[DRBD-user] Concurrent local writes questions

Tue Sep 2 01:35:27 CEST 2014

Hello everyone,

I have been researching "Concurrent local writes" and I read over the excellent exchanges in the April`09 archives.
http://lists.linbit.com/pipermail/drbd-user/2009-April/thread.html#11873

The message Morey Roof posted about not seeing the issue, and it got me thinking... I have only been seeing this problem in our test lab where the hardware between the two nodes is not equivalent.

Our test lab SAN is built primarily on older equipment we have lying around, so we have an older FC array backing the secondary node which is an older 2950 dell poweredge and the primary is an r710 dell with direct enterprise sata disks.

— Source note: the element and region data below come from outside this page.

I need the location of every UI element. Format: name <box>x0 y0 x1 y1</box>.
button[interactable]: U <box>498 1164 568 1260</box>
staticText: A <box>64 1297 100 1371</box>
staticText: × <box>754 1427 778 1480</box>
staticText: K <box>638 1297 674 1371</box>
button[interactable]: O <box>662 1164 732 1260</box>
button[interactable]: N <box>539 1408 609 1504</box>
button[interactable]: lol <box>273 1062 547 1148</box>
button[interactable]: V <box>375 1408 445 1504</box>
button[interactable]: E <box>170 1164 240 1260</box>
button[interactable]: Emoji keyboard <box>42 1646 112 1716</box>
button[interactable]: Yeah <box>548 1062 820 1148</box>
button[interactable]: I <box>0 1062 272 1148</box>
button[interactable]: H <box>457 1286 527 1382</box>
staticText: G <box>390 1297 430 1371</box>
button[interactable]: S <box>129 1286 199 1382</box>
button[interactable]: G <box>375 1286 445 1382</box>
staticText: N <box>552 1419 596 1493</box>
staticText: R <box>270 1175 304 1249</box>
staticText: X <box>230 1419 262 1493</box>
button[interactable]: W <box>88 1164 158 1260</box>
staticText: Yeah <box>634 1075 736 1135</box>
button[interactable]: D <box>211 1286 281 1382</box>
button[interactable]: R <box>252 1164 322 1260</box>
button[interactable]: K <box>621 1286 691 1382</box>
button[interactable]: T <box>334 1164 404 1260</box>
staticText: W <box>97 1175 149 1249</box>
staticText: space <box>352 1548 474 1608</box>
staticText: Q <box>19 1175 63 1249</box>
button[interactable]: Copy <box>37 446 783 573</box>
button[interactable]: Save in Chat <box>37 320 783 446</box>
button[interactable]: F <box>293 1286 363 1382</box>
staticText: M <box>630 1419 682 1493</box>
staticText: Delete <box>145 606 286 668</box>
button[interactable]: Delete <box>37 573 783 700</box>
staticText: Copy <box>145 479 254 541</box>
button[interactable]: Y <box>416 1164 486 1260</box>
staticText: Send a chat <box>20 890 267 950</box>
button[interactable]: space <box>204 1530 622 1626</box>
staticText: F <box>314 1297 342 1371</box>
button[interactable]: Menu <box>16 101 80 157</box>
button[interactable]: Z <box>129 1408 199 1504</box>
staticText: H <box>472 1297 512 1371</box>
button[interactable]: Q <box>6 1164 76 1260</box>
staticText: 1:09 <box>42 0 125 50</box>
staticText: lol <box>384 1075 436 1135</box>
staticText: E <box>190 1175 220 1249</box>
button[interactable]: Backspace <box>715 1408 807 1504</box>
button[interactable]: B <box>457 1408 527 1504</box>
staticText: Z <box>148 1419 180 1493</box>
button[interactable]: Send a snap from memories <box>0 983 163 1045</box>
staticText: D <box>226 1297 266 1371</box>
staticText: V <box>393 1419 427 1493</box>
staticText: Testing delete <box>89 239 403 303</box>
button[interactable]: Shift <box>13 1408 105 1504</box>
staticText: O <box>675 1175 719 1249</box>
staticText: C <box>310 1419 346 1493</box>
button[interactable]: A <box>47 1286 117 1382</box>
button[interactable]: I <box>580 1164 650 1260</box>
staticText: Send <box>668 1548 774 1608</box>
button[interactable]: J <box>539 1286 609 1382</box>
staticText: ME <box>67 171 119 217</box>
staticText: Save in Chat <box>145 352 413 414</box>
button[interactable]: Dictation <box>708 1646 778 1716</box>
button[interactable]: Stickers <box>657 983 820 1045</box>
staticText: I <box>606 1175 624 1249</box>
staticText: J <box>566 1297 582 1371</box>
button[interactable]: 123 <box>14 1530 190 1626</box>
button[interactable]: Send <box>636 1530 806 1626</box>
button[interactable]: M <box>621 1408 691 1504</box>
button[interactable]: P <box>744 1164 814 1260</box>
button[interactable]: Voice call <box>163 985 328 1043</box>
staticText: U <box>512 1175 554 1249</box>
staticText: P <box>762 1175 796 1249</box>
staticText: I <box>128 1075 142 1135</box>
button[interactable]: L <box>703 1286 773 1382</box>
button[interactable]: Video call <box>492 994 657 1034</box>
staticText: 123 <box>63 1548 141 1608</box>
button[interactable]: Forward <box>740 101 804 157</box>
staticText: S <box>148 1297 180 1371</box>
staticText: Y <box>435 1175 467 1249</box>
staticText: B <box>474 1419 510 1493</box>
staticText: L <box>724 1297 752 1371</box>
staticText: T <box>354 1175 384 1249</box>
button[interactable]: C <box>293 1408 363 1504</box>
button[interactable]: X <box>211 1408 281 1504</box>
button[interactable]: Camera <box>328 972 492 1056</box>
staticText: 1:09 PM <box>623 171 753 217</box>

Our production SAS drive r720xd based SAN has no issues.  We are using blockio on both.  But it got me to wondering...

All the Concurrent local write messages were for the same sector and size...
  - When the first message is 'in flight', has the write acknowledge been sent up the stack yet?
  - Is it possible that ESXi's shared filesystem just retrying the same write (in which case it doesn't matter if the last write is dropped)?
  - Could this all just be a timing issue where the I/O is assumed by ESXi to be taking too long and being reissued (as if the packet was dropped on the network)?

When I get back to the lab, I will certainly try switching to fileio and doing some wireshark captures.

Thanks everyone.
With kind regards. -Peter

==================== 
Peter Brunnengräber
Sr. Engineer
BCC Global, Inc.
  pbrunnen at bccglobal.com